It seems to be logical, that in the absence of any specific provisions, the determination of period of limitation cannot depend upon an extraneous circumstance, whether the winding up order is going to be passed on a petition, or on the doubtful fact, whether the petition is going to be pursued or withdrawn,

16. Prom the reading of the relevant sections referred to above, I cannot hold that Section 168 controls the bar of limitation with respect to suits and other proceedings against a company. Section 168 was intended for avoiding disposition of the property of the company made after the presentation of the petition for compulsory winding up, lest a creditor may be preferred against another or for preventing a scramble which would not be unlikely, when the fact, that a winding up petition had been presented, had become known to the persons interested, either as shareholders, or, as creditors of the company,

17. I have to gather the meaning and intention of the statutory provisions firstly from the plain and unambiguous words used therein. It is needless for a Court to scan the wisdom or the policy of the statute, where the meaning of the words used admit of no ambiguity. In the words of Warrington L. J. in Barrell v. Fordree, 1932 AC 676 (A):

'the safer and more correct course of dealing with a question of construction is to take the words themselves and arrive if possible at their meaning without, in the first instance, reference to cases.''

18. Another important rule of construction was stated by Bayley J. in the King v. Ramsgate (Inhabitants). (1827) 6 B and C 712: 108 ER 613 (614) (B), in the following words;

'It is very desirable in all cases to adhere to the words of an Act of Parliament, giving to them that sense which is their natural import in the order in which they are placed.'

19. According to their plain meaning, the words occurring in Section 171 of the Indian Companies Act, no suit or other legal proceedings shall be proceeded with or commenced against the company, when a winding up order has been made or a provisional liquidator has been appointed, except by leave of the Court.
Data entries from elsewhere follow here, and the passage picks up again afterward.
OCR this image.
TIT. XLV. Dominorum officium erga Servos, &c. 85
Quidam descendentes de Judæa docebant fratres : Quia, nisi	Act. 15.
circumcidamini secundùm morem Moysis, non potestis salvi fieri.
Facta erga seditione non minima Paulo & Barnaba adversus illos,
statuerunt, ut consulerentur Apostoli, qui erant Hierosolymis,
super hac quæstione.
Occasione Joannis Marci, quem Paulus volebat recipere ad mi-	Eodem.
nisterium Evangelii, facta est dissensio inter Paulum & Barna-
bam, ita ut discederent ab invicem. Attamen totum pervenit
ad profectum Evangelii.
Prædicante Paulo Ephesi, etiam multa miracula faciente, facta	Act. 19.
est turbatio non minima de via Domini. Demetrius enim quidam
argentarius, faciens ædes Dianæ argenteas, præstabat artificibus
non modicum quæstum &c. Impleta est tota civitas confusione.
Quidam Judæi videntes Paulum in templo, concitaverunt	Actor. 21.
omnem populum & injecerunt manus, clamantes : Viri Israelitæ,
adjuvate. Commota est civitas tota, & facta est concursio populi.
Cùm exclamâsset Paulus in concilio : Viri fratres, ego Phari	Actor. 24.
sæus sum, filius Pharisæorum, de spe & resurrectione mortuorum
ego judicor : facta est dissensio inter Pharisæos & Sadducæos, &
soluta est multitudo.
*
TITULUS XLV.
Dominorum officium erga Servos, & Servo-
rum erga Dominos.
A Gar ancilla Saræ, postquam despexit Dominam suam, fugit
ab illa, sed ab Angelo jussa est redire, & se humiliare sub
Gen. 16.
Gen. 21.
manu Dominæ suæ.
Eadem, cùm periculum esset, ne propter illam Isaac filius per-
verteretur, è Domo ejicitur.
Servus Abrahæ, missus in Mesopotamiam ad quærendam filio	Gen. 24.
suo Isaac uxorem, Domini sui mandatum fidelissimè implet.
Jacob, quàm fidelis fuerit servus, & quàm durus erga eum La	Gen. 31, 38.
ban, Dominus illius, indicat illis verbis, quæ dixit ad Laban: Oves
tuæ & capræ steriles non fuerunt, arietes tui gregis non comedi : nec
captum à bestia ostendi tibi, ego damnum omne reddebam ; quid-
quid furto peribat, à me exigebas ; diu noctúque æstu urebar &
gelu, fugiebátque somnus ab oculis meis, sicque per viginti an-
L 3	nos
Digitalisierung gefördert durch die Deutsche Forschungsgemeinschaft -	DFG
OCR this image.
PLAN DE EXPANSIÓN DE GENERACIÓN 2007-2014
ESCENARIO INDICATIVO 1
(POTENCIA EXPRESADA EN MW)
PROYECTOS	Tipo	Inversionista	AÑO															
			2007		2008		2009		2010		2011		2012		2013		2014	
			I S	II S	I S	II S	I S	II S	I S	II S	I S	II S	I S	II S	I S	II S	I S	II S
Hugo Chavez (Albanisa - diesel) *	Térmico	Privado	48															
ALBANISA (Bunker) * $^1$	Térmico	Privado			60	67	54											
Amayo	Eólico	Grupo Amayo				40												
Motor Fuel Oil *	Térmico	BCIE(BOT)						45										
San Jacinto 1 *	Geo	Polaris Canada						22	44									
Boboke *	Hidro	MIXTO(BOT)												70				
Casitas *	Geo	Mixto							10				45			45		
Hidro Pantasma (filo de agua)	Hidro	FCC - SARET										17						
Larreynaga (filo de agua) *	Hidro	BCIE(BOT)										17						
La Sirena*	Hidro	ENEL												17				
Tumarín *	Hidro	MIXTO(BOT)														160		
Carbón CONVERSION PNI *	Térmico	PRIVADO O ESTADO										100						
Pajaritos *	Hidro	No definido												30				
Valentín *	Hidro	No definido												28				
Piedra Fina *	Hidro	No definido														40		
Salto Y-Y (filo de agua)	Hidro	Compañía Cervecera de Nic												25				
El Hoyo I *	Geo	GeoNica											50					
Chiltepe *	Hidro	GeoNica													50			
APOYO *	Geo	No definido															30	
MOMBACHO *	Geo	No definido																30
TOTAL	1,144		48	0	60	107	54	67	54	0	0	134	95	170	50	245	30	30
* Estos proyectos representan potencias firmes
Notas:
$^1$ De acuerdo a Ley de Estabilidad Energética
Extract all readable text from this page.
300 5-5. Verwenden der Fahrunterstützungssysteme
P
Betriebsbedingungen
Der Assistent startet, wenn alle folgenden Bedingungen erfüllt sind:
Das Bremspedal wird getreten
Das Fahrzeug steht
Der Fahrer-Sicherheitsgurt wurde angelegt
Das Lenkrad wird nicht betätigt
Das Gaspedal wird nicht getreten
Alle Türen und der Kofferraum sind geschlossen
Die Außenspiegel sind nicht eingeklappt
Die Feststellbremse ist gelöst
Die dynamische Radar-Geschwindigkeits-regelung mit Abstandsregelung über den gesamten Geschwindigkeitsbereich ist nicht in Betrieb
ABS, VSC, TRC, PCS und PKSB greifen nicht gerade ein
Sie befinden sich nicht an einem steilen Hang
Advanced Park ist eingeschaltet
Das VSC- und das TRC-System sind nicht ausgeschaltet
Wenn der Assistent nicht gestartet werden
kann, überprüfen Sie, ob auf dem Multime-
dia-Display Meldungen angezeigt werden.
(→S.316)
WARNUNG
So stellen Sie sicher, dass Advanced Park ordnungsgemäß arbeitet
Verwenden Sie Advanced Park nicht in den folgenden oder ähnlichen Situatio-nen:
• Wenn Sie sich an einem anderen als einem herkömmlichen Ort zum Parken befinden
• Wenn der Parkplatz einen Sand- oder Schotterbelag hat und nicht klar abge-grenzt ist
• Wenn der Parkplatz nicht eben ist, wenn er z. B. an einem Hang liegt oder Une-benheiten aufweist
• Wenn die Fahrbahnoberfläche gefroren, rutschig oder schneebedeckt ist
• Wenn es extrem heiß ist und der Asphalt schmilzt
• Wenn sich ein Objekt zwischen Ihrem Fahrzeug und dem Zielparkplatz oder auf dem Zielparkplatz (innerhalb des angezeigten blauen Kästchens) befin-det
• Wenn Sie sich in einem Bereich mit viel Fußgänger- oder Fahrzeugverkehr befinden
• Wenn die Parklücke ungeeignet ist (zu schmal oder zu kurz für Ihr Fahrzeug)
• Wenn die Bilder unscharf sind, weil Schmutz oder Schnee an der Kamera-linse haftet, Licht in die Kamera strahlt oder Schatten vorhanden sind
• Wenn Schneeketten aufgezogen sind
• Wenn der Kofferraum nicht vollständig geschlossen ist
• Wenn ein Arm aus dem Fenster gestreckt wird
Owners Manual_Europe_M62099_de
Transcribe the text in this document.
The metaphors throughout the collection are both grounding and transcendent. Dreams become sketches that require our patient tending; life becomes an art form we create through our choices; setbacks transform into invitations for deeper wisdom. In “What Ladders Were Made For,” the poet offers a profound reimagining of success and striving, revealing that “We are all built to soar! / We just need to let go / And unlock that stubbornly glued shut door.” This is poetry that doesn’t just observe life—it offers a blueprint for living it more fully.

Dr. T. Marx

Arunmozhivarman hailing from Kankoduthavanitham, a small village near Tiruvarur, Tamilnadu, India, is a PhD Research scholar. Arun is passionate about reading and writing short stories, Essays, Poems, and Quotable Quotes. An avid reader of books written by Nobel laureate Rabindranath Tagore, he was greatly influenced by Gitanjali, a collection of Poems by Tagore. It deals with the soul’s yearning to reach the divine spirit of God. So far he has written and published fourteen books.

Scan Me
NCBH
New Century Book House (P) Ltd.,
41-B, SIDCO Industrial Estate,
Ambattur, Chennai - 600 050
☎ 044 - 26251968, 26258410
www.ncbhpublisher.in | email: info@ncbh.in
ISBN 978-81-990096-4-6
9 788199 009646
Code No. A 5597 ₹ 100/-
For purposes of this case the material time for staying suits etc. is the winding up order. I cannot read in the words 'when a winding up order has been made' the words 'when a petition for winding up is made.'' The principle governing limitation as embodied in Section 9 of the Indian Limitation Act is that when once limitation has commenced to run, it will continue to do so unless it is stopped by virtue of any express statutory provisions.

When once the period of limitation has begun to run there can be no suspension of time except under the provisions specifically recognising exclusion or deduction. There is no principle of law outside the Limitation Act under which limitation can be suspended and exemptions, which are not provided by the statute cannot be assumed either on grounds of hardship or of reasonableness.

The plaintiffs in a case like the present suffer from no disability or the want of legal qualification to sue so long as the winding up order under Section 171 of the Indian Companies Act is not made. I cannot persuade myself to the view that for purposes of suspension or exclusion of limitation, Section 171 of the Indian Companies Act is in any way governed by Section 168.

20. In Hem Raj v. Krishan Lal AIR 1928 Lah 361 (FB) (C), an analogous matter came up before the Full Bench. The question for consideration was whether Section 53 of the Provincial Insolvency Act, 1920 was controlled by Section 28(7), and the reference was answered in the negative. Section 53 makes voidable as against the receiver any transfer of property if the transferor is adjudged insolvent within two years after the date of the transfer.

Such a transfer is liable to be annulled by the Court. According to Section 28(7) of the same Act, an order of adjudication shall relate back, and take effect from, the date of the presentation of the petition on which it is made. This provision is similar to Section 168 of the Indian Companies Act. The question referred to the Full Bench was:

'Can a transfer of property of the description given in Section 53, Provincial Insolvency Act, 1940, made, by an insolvent more than two years before the date of the order of adjudication but within two years of the date of the presentation of the petition for insolvency be annulled by the Court under that section?'

The above question was answered by the Full Bench in the negative. Shadi Lal, C. J. observed:

'The language of the section (Section 53), if interpreted literally, without any reference to any other provision of the Statute furnishes only one answer, namely, the terminus for counting the period of two years is the date of the order of adjudication; and, if the transfer was not made within two years prior to the date of that order, it would be immune from attack under that section'.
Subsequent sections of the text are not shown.